4.2 A Gandhara Buddha
By the first century C.E., the impulse to depict the Buddha in human form had surfaced, with some of the earliest examples coming from the region of South Asia known as Gandhara in what is now northern Pakistan and eastern Afghanistan (see Map 3.3). That area had been a part of the empire of Alexander the Great and his Hellenistic successors from about 322 B.C.E. to 50 B.C.E. and had developed commercial ties to the Roman Empire as well. These early images of the Buddha reflect this Greco-Roman influence, depicting him with a face similar to that of the Greek god Apollo, dressed in a Roman-style toga, and with curly hair characteristic of the Mediterranean region.
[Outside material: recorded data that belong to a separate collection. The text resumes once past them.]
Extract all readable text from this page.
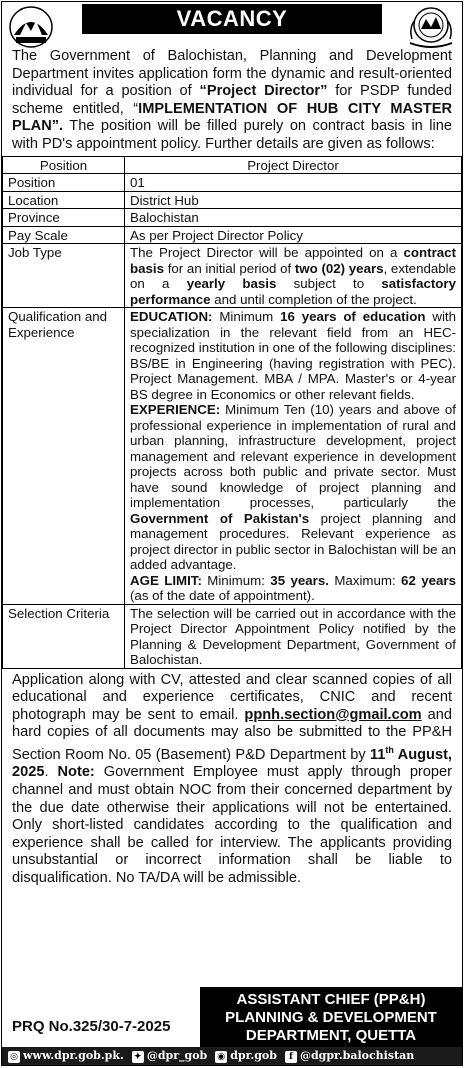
VACANCY
The Government of Balochistan, Planning and Development Department invites application form the dynamic and result-oriented individual for a position of “Project Director” for PSDP funded scheme entitled, “IMPLEMENTATION OF HUB CITY MASTER PLAN”. The position will be filled purely on contract basis in line with PD's appointment policy. Further details are given as follows:
Position	Project Director
Position	01
Location	District Hub
Province	Balochistan
Pay Scale	As per Project Director Policy
Job Type	The Project Director will be appointed on a contract basis for an initial period of two (02) years, extendable on a yearly basis subject to satisfactory performance and until completion of the project.
Qualification and Experience	EDUCATION: Minimum 16 years of education with specialization in the relevant field from an HEC-recognized institution in one of the following disciplines: BS/BE in Engineering (having registration with PEC). Project Management. MBA / MPA. Master's or 4-year BS degree in Economics or other relevant fields.
EXPERIENCE: Minimum Ten (10) years and above of professional experience in implementation of rural and urban planning, infrastructure development, project management and relevant experience in development projects across both public and private sector. Must have sound knowledge of project planning and implementation processes, particularly the Government of Pakistan's project planning and management procedures. Relevant experience as project director in public sector in Balochistan will be an added advantage.
AGE LIMIT: Minimum: 35 years. Maximum: 62 years (as of the date of appointment).
Selection Criteria	The selection will be carried out in accordance with the Project Director Appointment Policy notified by the Planning & Development Department, Government of Balochistan.
Application along with CV, attested and clear scanned copies of all educational and experience certificates, CNIC and recent photograph may be sent to email. ppnh.section@gmail.com and hard copies of all documents may also be submitted to the PP&H Section Room No. 05 (Basement) P&D Department by 11th August, 2025. Note: Government Employee must apply through proper channel and must obtain NOC from their concerned department by the due date otherwise their applications will not be entertained. Only short-listed candidates according to the qualification and experience shall be called for interview. The applicants providing unsubstantial or incorrect information shall be liable to disqualification. No TA/DA will be admissible.
PRQ No.325/30-7-2025
ASSISTANT CHIEF (PP&H)
PLANNING & DEVELOPMENT
DEPARTMENT, QUETTA
◎ www.dpr.gob.pk. ✦ @dpr_gob ◉ dpr.gob	f @dgpr.balochistan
Source 4.2 A Gandhara Buddha Siddhartha at the Bodhi Tree, 100–200 A.D. (stone), Indian School/Cleveland Museum of Art, Cleveland, OH, USA/Bridgeman Images
Source 4.2, from India of the second or third century C.E., depicts in Gandhara style a famous scene from the life of the Buddha—his temptation by the demon Mara and Mara’s seductive daughters while meditating under the Bodhi tree.
- How are Mara and his daughters, shown on the right, portrayed in this relief?
- What attitude characterizes the Buddha, shown on the left and surrounded by attendants?
- Why might Greco-Roman cultural influence have stimulated physical representations of the Buddha?
- What larger meaning might the Buddha’s followers take from this story?